\(a\text{C}_2\text{O}_4^{2-} + b\text{MnO}_4^- + c\text{H}^+ \rightarrow x\text{Mn}^{2+} + y\text{H}_2\text{O} + z\text{CO}_2\)
\(a\) and \(x\) respectively are

The given reaction is a redox reaction in an acidic medium.

The oxidation half-reaction is:
\(\text{C}_2\text{O}_4^{2-} \rightarrow 2\text{CO}_2 + 2e^-\)

The reduction half-reaction is:
\(\text{MnO}_4^- + 8\text{H}^+ + 5e^- \rightarrow \text{Mn}^{2+} + 4\text{H}_2\text{O}\)

To balance the number of electrons, multiply the oxidation half-reaction by \(5\) and the reduction half-reaction by \(2\):
\(5\text{C}_2\text{O}_4^{2-} \rightarrow 10\text{CO}_2 + 10e^-\)
\(2\text{MnO}_4^- + 16\text{H}^+ + 10e^- \rightarrow 2\text{Mn}^{2+} + 8\text{H}_2\text{O}\)

Adding the two balanced half-reactions, we get:
\(5\text{C}_2\text{O}_4^{2-} + 2\text{MnO}_4^- + 16\text{H}^+ \rightarrow 2\text{Mn}^{2+} + 8\text{H}_2\text{O} + 10\text{CO}_2\)

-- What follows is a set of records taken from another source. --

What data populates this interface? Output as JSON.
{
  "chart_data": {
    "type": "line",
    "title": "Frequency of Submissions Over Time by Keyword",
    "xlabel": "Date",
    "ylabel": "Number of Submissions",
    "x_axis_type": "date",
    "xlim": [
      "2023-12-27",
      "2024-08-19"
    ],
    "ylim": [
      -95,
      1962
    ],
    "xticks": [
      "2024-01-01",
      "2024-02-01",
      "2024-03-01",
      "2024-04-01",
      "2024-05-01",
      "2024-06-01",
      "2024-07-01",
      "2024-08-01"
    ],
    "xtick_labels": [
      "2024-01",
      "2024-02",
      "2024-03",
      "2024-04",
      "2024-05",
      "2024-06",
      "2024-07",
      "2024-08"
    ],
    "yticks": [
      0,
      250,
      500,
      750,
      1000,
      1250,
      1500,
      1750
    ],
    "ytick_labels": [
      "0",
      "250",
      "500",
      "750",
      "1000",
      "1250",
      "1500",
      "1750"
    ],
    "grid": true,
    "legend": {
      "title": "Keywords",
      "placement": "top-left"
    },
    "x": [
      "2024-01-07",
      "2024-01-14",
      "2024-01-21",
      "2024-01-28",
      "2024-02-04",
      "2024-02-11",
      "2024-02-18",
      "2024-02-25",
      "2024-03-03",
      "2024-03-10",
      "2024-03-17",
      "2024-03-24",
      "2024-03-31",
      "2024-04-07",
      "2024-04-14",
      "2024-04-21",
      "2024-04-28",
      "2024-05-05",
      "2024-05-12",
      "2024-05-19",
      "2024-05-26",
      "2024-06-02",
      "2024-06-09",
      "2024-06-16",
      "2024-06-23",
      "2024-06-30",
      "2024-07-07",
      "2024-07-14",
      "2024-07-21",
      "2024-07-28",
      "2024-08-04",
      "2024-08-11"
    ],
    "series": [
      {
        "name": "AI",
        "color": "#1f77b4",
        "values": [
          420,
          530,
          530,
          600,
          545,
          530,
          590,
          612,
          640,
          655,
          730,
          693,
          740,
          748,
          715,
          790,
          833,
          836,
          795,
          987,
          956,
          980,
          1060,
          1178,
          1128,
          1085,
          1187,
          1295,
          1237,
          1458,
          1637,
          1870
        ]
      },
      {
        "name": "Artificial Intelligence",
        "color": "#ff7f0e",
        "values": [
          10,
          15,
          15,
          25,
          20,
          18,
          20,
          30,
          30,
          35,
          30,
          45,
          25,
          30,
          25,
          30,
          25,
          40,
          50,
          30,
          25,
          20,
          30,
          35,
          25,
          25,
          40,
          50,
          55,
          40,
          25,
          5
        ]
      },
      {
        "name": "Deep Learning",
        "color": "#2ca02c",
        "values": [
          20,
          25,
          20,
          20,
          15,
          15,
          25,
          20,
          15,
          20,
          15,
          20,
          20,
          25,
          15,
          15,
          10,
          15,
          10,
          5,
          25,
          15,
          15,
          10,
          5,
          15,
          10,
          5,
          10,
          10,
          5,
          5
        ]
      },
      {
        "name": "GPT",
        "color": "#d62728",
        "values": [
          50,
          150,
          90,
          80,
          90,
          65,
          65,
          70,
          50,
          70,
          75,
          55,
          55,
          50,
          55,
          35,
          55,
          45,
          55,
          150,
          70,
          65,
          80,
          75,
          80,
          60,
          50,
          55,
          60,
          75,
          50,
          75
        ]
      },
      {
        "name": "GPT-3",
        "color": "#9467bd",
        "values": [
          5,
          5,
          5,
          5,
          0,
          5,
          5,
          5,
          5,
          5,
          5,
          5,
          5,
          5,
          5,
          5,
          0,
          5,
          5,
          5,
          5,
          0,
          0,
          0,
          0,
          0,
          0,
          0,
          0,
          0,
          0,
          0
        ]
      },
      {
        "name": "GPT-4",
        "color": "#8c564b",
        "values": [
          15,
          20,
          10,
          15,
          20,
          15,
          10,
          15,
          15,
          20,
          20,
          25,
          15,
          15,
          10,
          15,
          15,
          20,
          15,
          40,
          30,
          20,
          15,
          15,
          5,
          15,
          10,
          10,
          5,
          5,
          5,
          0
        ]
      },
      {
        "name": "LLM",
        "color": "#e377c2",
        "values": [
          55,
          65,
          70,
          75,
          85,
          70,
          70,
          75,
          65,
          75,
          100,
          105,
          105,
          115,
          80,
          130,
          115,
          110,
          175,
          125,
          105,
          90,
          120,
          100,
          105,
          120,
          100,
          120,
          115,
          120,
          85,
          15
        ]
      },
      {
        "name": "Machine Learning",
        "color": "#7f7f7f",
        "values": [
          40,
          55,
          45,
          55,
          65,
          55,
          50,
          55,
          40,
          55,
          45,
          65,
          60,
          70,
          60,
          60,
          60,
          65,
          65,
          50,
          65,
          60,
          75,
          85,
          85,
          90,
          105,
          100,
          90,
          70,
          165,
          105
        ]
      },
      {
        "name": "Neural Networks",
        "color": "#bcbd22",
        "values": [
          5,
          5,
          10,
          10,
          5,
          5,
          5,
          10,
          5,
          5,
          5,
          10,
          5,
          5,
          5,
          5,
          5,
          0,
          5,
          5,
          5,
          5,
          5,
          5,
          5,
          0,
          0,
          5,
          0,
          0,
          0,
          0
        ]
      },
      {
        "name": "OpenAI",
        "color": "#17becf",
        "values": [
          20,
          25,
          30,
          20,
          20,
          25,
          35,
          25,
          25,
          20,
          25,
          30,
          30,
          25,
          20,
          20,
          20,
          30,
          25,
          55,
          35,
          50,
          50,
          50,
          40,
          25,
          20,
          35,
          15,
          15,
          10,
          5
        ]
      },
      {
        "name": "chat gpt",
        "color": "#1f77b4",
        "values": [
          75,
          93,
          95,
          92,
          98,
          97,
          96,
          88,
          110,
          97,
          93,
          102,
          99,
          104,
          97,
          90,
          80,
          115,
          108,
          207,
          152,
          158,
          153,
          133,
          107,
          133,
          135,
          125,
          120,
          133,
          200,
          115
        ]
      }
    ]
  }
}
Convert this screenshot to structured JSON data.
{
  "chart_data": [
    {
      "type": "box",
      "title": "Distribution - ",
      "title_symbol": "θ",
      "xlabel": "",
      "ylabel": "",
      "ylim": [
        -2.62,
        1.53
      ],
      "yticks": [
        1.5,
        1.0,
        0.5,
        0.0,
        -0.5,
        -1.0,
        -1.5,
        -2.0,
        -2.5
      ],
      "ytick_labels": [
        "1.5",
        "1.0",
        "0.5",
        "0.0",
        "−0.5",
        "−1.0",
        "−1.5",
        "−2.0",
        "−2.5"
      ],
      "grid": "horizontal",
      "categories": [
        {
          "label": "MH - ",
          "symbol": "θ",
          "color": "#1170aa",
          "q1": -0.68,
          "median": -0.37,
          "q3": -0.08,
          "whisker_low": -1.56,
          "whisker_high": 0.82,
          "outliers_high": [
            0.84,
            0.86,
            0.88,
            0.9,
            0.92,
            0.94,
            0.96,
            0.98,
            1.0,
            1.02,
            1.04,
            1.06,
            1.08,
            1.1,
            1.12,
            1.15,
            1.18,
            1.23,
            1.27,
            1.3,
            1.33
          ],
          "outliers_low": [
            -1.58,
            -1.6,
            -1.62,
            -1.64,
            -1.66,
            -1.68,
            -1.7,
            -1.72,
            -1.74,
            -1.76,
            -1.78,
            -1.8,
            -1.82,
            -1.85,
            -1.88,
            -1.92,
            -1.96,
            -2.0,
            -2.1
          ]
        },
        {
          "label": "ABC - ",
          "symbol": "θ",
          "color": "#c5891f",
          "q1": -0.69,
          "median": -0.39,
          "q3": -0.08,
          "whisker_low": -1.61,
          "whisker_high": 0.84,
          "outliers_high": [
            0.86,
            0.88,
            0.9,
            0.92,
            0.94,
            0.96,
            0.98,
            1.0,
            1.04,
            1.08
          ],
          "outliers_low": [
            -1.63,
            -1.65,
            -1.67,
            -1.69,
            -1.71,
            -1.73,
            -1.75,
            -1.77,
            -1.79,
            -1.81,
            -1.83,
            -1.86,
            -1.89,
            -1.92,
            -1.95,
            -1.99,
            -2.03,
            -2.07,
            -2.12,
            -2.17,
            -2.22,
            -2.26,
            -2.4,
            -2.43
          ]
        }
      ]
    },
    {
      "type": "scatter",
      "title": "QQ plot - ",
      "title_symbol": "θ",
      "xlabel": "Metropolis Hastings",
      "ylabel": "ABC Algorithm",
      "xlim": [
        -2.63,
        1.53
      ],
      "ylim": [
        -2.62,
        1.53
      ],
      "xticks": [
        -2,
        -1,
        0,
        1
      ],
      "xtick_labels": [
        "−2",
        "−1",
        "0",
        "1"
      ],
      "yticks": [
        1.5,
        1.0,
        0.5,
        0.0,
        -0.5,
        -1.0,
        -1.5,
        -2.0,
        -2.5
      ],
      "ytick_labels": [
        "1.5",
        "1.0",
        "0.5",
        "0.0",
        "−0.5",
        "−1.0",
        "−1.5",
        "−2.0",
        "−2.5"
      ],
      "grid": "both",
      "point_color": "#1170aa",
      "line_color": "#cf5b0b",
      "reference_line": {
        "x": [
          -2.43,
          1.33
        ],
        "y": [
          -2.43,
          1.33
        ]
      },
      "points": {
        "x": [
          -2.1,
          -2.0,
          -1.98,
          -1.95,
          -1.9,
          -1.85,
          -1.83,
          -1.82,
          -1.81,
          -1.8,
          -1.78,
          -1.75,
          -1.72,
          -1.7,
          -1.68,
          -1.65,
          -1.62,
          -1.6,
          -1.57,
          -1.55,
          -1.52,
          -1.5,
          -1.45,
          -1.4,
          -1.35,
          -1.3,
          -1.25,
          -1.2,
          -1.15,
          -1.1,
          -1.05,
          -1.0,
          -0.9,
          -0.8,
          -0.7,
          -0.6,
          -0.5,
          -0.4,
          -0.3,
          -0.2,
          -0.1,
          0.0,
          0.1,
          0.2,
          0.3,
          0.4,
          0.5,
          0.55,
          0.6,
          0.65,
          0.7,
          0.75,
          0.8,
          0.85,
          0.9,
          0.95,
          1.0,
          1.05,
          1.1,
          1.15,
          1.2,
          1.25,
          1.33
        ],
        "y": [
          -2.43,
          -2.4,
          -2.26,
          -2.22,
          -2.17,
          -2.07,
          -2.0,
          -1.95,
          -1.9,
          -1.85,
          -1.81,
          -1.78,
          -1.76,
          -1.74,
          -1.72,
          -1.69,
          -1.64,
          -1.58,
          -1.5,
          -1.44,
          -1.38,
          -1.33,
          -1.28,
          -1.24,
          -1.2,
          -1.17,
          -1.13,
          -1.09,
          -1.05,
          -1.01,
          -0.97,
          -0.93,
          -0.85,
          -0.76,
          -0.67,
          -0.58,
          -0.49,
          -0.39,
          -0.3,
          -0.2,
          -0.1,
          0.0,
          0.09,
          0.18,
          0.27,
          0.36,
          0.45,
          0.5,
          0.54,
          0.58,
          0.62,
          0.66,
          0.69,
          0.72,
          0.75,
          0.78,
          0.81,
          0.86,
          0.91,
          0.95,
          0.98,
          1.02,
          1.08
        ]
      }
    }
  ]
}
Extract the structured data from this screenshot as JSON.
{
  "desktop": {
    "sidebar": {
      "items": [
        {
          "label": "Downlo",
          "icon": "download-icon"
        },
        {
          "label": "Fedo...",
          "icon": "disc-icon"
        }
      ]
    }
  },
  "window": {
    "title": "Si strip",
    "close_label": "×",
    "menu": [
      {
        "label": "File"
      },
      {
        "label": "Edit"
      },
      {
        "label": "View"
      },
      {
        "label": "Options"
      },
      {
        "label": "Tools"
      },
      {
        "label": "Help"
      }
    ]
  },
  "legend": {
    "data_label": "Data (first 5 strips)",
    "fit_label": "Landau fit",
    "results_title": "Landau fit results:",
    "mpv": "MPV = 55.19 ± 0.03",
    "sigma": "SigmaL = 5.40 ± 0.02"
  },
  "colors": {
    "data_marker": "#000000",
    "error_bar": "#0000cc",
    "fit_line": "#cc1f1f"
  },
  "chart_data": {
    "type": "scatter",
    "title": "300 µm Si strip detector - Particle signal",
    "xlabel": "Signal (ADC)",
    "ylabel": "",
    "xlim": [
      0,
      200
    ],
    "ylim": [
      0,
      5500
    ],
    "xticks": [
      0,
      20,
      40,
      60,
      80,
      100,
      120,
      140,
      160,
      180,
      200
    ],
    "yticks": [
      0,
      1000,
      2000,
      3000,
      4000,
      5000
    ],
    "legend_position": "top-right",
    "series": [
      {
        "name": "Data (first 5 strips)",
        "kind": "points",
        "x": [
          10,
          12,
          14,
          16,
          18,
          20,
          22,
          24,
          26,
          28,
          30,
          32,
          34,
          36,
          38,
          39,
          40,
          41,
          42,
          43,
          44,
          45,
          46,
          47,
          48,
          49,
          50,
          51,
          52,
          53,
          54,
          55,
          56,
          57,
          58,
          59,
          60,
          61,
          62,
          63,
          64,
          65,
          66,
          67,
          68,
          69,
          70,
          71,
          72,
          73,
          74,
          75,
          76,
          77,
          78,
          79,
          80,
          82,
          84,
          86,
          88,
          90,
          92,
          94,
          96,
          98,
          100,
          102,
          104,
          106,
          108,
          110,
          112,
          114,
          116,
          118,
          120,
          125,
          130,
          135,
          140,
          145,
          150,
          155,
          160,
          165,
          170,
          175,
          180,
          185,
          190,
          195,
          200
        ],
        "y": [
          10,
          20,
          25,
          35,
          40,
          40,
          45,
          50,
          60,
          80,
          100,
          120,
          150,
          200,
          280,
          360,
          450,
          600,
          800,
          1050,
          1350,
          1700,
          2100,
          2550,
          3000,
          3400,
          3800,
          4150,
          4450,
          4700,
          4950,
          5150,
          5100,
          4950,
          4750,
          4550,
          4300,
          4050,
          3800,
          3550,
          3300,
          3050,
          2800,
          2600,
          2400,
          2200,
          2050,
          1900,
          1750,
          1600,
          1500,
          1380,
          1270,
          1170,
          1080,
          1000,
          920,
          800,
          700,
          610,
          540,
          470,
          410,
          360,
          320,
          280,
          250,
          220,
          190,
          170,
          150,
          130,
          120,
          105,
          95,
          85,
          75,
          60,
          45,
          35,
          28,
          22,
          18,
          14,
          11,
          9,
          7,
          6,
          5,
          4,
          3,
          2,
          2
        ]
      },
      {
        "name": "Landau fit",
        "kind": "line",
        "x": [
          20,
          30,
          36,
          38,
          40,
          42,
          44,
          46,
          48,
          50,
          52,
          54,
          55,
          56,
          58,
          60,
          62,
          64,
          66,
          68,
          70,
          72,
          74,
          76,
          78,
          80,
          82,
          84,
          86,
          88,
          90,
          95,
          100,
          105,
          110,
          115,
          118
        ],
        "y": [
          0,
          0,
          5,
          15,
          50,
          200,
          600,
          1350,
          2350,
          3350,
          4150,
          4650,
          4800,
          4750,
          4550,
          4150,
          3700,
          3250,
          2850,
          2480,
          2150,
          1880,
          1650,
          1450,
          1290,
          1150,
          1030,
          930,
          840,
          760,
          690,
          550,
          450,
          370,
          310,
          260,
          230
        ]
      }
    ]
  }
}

Comparing this with the given equation \(a\text{C}_2\text{O}_4^{2-} + b\text{MnO}_4^- + c\text{H}^+ \rightarrow x\text{Mn}^{2+} + y\text{H}_2\text{O} + z\text{CO}_2\), we find:
\(a = 5\)
\(b = 2\)
\(c = 16\)
\(x = 2\)
\(y = 8\)
\(z = 10\)

Thus, the values of \(a\) and \(x\) are \(5\) and \(2\) respectively.

Answer: \(5, 2\)